伊毘志都幣命
隕石と共に天降る女神。
隕石と共に天降る女神
伊毘志都幣命(イヒシツベ)は『出雲国風土記』に登場する神であり、次の二つの飯石神社に祀られている。
飯石神社(島根県雲南市三刀屋町多久和1065)
飯石神社(島根県雲南市三刀屋町六重239)
『出雲国風土記』飯石郡飯石郷の条によれば、伊毘志都幣命が天降ったことから、その地を伊鼻志と言い、神亀三年(七二六年)に字を飯石に改めたという。
(書き下し文)
飯石の郷。郡家の正東一十二里なり。伊毗志都幣の命、天降り坐しし処なり。故れ、伊鼻志と云ふ。神亀三年、字を飯石と改む。
(現代語訳)
飯石の郷。郡の役所の正東十二里にある。伊毗志都幣の命が、高天原からお降りになった所である。だから、伊鼻志という〔神亀三年、字を飯石と改めた〕。

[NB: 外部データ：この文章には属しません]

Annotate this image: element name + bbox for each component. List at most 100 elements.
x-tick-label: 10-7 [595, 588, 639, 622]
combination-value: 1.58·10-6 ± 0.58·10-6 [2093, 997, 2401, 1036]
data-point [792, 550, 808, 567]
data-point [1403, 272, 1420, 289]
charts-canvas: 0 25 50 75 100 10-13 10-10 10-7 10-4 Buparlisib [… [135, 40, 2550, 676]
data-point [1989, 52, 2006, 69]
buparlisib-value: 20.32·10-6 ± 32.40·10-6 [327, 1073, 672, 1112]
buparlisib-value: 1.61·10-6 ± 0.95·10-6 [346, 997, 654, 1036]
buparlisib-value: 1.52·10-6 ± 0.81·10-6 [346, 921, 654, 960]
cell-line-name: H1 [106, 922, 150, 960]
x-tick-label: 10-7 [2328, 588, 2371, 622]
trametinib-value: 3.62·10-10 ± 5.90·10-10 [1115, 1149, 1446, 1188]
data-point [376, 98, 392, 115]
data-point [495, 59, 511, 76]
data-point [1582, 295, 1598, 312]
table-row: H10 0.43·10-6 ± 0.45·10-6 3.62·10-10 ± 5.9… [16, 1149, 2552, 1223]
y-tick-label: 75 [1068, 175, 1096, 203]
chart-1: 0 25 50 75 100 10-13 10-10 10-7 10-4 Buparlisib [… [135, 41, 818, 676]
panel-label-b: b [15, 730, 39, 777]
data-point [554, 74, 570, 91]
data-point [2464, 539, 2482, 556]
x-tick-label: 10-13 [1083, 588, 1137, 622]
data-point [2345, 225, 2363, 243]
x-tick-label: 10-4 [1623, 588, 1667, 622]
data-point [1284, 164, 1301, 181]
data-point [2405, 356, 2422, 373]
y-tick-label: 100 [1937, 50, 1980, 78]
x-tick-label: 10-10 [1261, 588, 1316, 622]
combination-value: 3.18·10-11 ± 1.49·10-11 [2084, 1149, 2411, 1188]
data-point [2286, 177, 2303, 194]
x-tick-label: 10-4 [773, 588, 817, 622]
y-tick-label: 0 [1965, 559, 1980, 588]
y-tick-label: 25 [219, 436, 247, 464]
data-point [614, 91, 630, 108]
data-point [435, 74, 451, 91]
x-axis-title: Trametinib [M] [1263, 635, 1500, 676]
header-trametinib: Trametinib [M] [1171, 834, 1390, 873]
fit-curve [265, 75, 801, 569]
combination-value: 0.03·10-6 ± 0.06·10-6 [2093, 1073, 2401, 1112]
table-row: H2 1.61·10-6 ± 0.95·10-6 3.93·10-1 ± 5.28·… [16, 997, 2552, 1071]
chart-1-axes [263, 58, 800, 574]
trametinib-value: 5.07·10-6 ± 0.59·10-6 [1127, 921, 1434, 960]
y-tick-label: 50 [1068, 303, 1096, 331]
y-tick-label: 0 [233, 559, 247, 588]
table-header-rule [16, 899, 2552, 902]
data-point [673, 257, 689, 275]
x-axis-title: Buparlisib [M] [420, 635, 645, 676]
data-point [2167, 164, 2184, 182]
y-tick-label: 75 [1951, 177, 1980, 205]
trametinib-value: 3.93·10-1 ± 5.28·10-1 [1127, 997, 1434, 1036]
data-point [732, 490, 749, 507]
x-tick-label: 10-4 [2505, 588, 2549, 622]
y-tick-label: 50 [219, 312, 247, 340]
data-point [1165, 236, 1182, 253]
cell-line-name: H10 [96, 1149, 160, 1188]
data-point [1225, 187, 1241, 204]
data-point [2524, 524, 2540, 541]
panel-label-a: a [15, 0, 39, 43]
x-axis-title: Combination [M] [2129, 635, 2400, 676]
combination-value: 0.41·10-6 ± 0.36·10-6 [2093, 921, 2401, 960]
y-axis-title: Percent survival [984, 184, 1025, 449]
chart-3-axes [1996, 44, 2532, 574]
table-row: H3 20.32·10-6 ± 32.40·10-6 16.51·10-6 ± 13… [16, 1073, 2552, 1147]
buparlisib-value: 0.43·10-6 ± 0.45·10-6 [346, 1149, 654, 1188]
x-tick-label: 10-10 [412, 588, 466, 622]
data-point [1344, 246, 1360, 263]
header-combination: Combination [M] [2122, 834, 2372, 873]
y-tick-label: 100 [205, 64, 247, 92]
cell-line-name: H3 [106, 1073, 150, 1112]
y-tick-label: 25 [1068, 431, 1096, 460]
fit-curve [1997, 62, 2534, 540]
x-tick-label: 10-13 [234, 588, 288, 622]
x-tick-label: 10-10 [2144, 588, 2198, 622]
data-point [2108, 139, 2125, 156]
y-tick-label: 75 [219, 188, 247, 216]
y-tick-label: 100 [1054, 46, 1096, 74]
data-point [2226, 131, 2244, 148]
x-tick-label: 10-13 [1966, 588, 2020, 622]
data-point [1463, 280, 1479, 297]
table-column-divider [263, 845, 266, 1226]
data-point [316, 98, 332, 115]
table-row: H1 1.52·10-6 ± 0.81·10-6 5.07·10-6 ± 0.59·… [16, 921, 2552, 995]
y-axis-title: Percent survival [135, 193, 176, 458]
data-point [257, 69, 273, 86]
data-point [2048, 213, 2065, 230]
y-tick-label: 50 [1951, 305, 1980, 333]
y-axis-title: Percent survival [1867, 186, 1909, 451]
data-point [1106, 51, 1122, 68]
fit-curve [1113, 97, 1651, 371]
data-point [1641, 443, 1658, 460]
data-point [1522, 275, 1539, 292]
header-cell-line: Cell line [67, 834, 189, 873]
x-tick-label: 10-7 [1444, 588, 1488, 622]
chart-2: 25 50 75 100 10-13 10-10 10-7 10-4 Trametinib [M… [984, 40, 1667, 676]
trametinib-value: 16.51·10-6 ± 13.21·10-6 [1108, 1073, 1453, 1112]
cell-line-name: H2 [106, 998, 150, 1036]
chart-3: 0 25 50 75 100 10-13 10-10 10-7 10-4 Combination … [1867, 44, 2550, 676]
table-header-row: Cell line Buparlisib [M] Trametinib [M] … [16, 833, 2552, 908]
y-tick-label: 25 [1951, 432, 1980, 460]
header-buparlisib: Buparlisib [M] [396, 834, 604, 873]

《出典》植垣節也校注/訳『新編日本古典文学全集5 風土記』(小学館、一九九七年、二四二頁)
江戸時代に出雲の松江藩で編纂された地誌『雲陽誌』の飯石郡 多久和 飯石社の条には次のように記されている。
飯石社 往昔一石隕高さ三尺四寸はかり周圍これに適す形飯を盛かことし故に其地を稱して飯石といふ古記に云伊毘志都幣命天より此石と降もつて鎭座したまふ
《出典》黒沢長尚『雲陽誌』(一七一七年)
昔、飯を盛ったような形の石が隕ちてきたため、その地を飯石と言い、古記によれば伊毘志都幣命が天からこの石と降り、鎮座したのだという。
天降る神、隕石と共に天降る神であることから伊毘志都幣命は流星(隕石)の神と考えられる。
また、「ベ」は女神の神名末尾のパターンであるため女神と考えられる。
各文献における名前
『出雲国風土記』……伊毘志都幣命
まとめ
伊毘志都幣命(イヒシツベ)……流星の神
天降る神、隕石と共に天降る神であり、つまり流星(隕石)の神。